Exactly a hundred years prior to 2023, a devastating earthquake which we now refer to as the Great Kantō earthquake (関東大地震, Kantō dai-jishin) shook the main landmass of Japan. As cities were swept up in flames and millions were rendered homeless, martial law was declared by the Home Ministry (内務省, Naimu-shō). Perhaps, however, there was more tragedy to be found in the murderous human tendencies that ensued quickly after the 1st of September 1923 when the earthquake hit: ethnically minoritized workers were blamed for causing fires and executed alongside other suspected dissidents. The magnitude of the earthquake was a shattering 7.9 Mw and was caused by the plates of the earth colliding deep in the sea—one plate emerging above another that slid calamitously below.

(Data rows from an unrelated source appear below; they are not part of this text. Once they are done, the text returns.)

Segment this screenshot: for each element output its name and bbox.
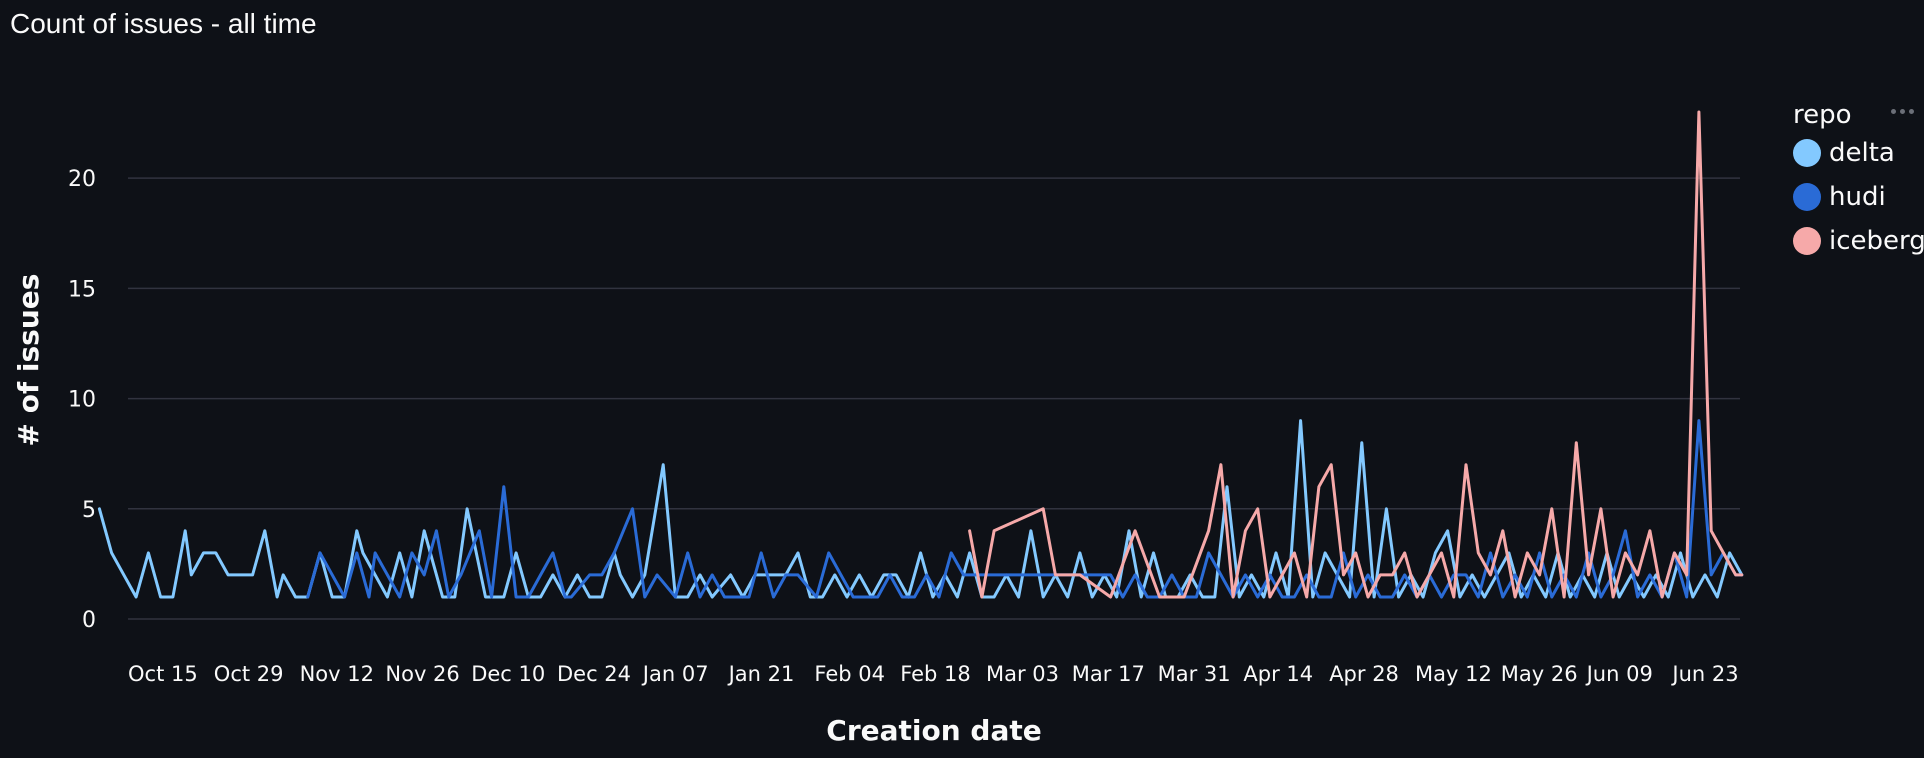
y-tick-label-0: 0 — [82, 608, 96, 633]
x-tick-label-1: Oct 29 — [214, 662, 284, 686]
x-tick-label-9: Feb 18 — [900, 662, 971, 686]
legend-swatch-hudi — [1793, 183, 1821, 211]
y-axis-label: # of issues — [12, 274, 45, 447]
legend-item-hudi[interactable]: hudi — [1793, 182, 1886, 212]
x-tick-label-12: Mar 31 — [1158, 662, 1231, 686]
x-tick-label-15: May 12 — [1415, 662, 1492, 686]
chart-title: Count of issues - all time — [10, 8, 317, 39]
x-tick-label-3: Nov 26 — [385, 662, 459, 686]
legend-swatch-delta — [1793, 139, 1821, 167]
y-tick-label-10: 10 — [68, 388, 96, 413]
x-tick-label-2: Nov 12 — [300, 662, 374, 686]
x-tick-label-6: Jan 07 — [641, 662, 709, 686]
series-line-delta — [97, 419, 1744, 599]
legend-label-hudi: hudi — [1829, 182, 1886, 212]
legend-label-delta: delta — [1829, 138, 1895, 168]
y-tick-label-15: 15 — [68, 277, 96, 302]
x-tick-label-10: Mar 03 — [986, 662, 1059, 686]
legend-swatch-iceberg — [1793, 227, 1821, 255]
y-tick-label-20: 20 — [68, 167, 96, 192]
x-tick-label-17: Jun 09 — [1585, 662, 1653, 686]
y-tick-label-5: 5 — [82, 498, 96, 523]
series-line-iceberg — [968, 110, 1744, 599]
x-tick-label-14: Apr 28 — [1329, 662, 1399, 686]
x-tick-label-7: Jan 21 — [727, 662, 795, 686]
x-tick-label-16: May 26 — [1501, 662, 1578, 686]
x-tick-label-8: Feb 04 — [814, 662, 885, 686]
legend-item-iceberg[interactable]: iceberg — [1793, 226, 1924, 256]
legend-item-delta[interactable]: delta — [1793, 138, 1895, 168]
x-tick-label-4: Dec 10 — [471, 662, 545, 686]
legend-label-iceberg: iceberg — [1829, 226, 1924, 256]
x-tick-label-5: Dec 24 — [557, 662, 631, 686]
legend-title: repo — [1793, 100, 1852, 130]
x-tick-label-13: Apr 14 — [1243, 662, 1313, 686]
x-tick-label-0: Oct 15 — [128, 662, 198, 686]
x-tick-label-11: Mar 17 — [1072, 662, 1145, 686]
x-tick-label-18: Jun 23 — [1670, 662, 1738, 686]
more-options-icon[interactable] — [1887, 96, 1917, 126]
x-axis-label: Creation date — [826, 714, 1041, 747]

Thinking of “emergence” evokes our human-centered thinking. How could the shifting of plates beneath planetary waters be about people? Of many life-shattering changes we experienced or heard about in the past year, “emergence” is especially reminiscent of our anthropocentric gravitation towards reflecting on life through the chasms within and among us in society. We are not exactly like Itō Noe at the time of the earthquake 100 years ago; she was an activist, writer, and translator born in 1895 who fought for women’s liberation, love, and anarchy and one of those murdered by the secret not just for allegedly inciting disorder during a time of disaster, but during the time of martial law.(1) As students in 2023, how do we express our emergence from what people before us have experienced?

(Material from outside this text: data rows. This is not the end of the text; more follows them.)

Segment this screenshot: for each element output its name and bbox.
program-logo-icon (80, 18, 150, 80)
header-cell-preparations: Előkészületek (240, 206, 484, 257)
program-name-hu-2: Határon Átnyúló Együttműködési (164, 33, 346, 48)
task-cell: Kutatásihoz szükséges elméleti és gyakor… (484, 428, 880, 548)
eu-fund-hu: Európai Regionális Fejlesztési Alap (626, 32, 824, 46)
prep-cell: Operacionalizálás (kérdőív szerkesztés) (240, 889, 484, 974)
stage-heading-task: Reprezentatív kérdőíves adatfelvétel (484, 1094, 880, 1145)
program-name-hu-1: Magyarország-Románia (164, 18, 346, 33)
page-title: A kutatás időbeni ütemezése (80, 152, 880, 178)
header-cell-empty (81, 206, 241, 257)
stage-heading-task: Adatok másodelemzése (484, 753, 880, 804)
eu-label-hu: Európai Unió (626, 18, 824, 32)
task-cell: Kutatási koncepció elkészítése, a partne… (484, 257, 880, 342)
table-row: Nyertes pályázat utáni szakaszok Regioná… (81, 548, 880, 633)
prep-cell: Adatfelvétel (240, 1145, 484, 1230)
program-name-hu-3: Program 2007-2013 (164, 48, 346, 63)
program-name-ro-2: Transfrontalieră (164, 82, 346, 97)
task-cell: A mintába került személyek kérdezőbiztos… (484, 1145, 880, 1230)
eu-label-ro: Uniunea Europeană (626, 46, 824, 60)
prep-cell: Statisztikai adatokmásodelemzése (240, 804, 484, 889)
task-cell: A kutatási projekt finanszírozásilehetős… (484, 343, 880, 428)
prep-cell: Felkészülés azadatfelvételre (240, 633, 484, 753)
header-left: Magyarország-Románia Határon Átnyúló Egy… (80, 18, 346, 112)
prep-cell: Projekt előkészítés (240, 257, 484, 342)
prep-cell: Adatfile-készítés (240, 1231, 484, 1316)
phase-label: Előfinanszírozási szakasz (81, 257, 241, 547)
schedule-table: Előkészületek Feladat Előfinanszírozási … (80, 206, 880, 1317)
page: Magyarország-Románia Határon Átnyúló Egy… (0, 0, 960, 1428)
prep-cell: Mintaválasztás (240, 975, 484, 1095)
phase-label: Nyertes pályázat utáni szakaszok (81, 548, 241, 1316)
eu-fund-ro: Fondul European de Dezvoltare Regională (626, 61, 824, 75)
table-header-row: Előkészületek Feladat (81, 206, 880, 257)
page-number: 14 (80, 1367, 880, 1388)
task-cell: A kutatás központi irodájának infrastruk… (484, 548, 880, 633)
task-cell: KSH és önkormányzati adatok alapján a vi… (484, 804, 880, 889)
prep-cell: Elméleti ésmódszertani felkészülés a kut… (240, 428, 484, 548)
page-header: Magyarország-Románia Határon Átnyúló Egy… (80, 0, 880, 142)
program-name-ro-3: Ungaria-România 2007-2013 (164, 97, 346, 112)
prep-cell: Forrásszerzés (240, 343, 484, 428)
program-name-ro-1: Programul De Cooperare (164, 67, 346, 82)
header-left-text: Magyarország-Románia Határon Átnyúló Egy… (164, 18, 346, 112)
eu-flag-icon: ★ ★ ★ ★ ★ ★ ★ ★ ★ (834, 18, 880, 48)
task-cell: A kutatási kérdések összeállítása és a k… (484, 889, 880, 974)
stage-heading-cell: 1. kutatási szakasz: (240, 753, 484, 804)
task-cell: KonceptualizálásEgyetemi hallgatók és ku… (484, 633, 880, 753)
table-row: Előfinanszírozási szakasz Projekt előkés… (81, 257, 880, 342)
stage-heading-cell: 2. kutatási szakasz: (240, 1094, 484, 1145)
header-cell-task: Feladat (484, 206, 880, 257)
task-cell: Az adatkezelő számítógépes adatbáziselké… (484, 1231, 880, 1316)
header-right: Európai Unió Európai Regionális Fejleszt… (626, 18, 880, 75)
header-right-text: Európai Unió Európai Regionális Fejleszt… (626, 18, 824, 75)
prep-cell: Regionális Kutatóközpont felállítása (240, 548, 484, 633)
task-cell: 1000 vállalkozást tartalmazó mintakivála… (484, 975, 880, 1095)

The French philosopher Jean-François Lyotard once said in an essay that “the spirit of the times is surely not that of the merely pleasant: its mission remains that of the immanent sublime, that of alluding to the non-demonstrable.”(2) You will find that the writers, illustrators, photographers, artists and editors of Komaba Times’ Issue 12 “EMERGENCE” echo the deep-seated grumblings of the Earth in our own uniquely stimulating demonstrations. We are University of Tokyo students who have hailed from around the world and have excitedly spent opportune months to compile this magazine. After collective years of introspection under COVID-19-induced quarantine and beyond, we hope that you enjoy the exploration of our shared desires for positive change, as well as the unraveling of each of our own intertwined networks built with others, the city, our memories, and with the wider world at large.

No cheer can be loud enough to represent the seismic gratitude, love, and acknowledgement owed to the work by the contributors, the student team, and our faculty advisor, for the ever-evolving, student-oriented, cross-campus, and interdisciplinary collaboration underway for Komaba Times. May our readers find something they resonate with in this issue.


(1) Hiratsuka, Raichō. In the beginning, Woman was the sun: The autobiography of a Japanese feminist. Columbia University Press, 2010.

(2) Jean-Francois Lyotard, “Presenting the Unpresentable: The Sublime.” Artforum, 1982.